Electro-convulsive therapy ECT: at times can be helpful in patients not responding to medications.

Repetitive Trans Cranial Magnetic Stimulation rTMS: initial research seems promising in improving symptoms in some patients, more research is needed.

Psychosurgery: Sometimes in extremely treatment unresponsive cases cingulotomy and capsulotomy is helpful, surgery may not cure the condition but it may help it become treatment responsive.

Deep brain stimulation is another technique under research for treatment of OCD.

Others like Buspirone, Bupropion Hydrochloride, Mirtazapine, Valproate, Carbamazepine and Lithium are used as add on medicines in some patients.


A.Cognitive behavioural therapy: This form of psychotherapy is very effective in the treatment of OCD & related disorders and it involves the therapist using various techniques to help the patient understand and manage the factors that contribute to their disorder. Cognitive errors are corrected and behavioural techniques are used to reduce or stop undesired behaviour and relaxation techniques like deep breathing are used to control the bodily manifestations of anxiety.

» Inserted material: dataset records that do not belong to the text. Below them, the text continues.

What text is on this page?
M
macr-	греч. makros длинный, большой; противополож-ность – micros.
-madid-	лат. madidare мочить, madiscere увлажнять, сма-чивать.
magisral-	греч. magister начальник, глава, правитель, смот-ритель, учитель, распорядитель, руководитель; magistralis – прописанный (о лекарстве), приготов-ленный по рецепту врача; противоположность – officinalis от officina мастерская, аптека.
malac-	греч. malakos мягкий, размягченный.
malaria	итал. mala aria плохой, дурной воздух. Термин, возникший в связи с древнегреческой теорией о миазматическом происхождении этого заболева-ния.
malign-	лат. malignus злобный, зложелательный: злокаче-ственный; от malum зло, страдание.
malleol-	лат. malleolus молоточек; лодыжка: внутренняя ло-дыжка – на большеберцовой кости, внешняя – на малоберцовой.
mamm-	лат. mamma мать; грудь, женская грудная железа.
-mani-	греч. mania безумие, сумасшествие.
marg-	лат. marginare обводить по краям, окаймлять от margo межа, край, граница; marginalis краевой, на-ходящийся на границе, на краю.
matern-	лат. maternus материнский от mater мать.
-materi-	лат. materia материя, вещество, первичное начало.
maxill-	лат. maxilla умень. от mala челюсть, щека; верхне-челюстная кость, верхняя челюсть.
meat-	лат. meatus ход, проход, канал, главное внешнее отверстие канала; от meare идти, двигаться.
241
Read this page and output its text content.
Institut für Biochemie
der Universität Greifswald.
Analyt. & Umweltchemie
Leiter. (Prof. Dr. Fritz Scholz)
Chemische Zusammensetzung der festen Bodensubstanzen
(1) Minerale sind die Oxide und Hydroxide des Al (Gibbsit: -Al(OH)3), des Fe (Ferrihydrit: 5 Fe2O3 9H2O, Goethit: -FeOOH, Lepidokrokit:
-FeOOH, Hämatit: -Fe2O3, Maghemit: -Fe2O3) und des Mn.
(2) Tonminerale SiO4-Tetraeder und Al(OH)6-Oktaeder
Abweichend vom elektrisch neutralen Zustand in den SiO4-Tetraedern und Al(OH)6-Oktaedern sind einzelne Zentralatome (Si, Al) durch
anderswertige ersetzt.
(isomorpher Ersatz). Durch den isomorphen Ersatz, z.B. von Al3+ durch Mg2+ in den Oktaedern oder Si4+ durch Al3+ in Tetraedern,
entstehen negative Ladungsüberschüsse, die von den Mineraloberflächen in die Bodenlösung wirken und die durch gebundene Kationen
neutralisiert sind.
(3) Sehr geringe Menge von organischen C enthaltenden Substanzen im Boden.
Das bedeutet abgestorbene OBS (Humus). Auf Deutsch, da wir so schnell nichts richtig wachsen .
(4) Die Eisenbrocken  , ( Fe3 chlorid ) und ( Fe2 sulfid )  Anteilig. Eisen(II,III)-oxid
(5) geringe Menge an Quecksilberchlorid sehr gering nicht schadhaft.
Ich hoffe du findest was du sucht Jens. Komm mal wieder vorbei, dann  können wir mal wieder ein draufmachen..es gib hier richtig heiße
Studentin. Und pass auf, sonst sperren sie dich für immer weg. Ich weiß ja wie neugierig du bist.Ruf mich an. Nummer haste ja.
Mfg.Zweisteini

B.Supportive psychotherapy: In this psychotherapeutic approach a variety of psychotherapeutic techniques are used to foster a healthy mental state in the patient through a supportive therapeutic relationship with the patient.

C.Family therapy: Family psychotherapy can help family members better understand their loved one’s OCD and learn new ways of communication and interaction that do not reinforce the OCD and related disorder and associated dysfunctional behaviours and this in turn ensures treatment compliance and improves the outcome.

D.Group therapy: In this the psychotherapy is done with a group of unrelated individuals all having OCD and related disorder and it’s a very useful way of providing effective treatment and generating support.

Others adjunctive therapies like Music therapy, art therapy and various meditation styles and breathing relaxation techniques can also help some patients in addition to the first line treatment.


OCD & related disorder cannot be entirely prevented but definitely the complications can be prevented and the course and outcome can be improved by adopting a healthy physical and mental life style right from childhood and learning to deal with stress in a better way. It includes

  • Exercising daily
  • Learning problem solving
  • Time management
  • Learning to prioritize things in life
  • Sleep hygiene
  • Assertiveness training
  • Eating healthy food
  • Inculcating hobbies e.g. Music, Dance, Arts etc
  • Investing in and nurturing the social support system.
  • Having close people to talk one’s heart out.
  • Providing stable and secure home environment to kids helps make them emotionally stable and secure thus reducing vulnerability to develop OCD & related disorders.
  • The awareness of OCD & related disorders is vital as it leads to early recognition and treatment thus preventing the further complications and improving the outcome.

So for prevention of further worsening and to have a better treatment response there is a need to identify problem at an early stage. It can be done through…

  • Sensitizing community regarding the importance of mental health.
  • Stressing the fact that mental health is as vital to a human being as physical health.
  • Reducing the stigma attached to being a mentally ill patient, this can be done through community participation and awareness programs.
  • As caretakers and patient one can minimize the further worsening and complications by ensuring compliance to treatment and regular participation in it.

Remember: For mental health problems the early the intervention the better the outcome and quality of life.

Majority of OCD & related disorders patients can lead a quality life with proper management.


Saddock BJ., Saddock VA. (2005) Obsessive compulsive disorder in Comprehensive textbook of Psychiatry (8th ed.) 1773-1777 Philadelphia, PA, Lipppincott Williams & Wilkins.

Sadock BJ, Sadock VA. Kaplan & Sadock’s Synopsis of Psychiatry: Behavioral Sciences/Clinical Psychiatry (10th ed.). 604-612 Philadelphia, PA, Lippincott, Williams & Wilkins; 2007.

American Psychiatric Association. (2013). Diagnostic and statistical manual of mental disorders (5th ed.). Arlington, VA:  American Psychiatric Publishing.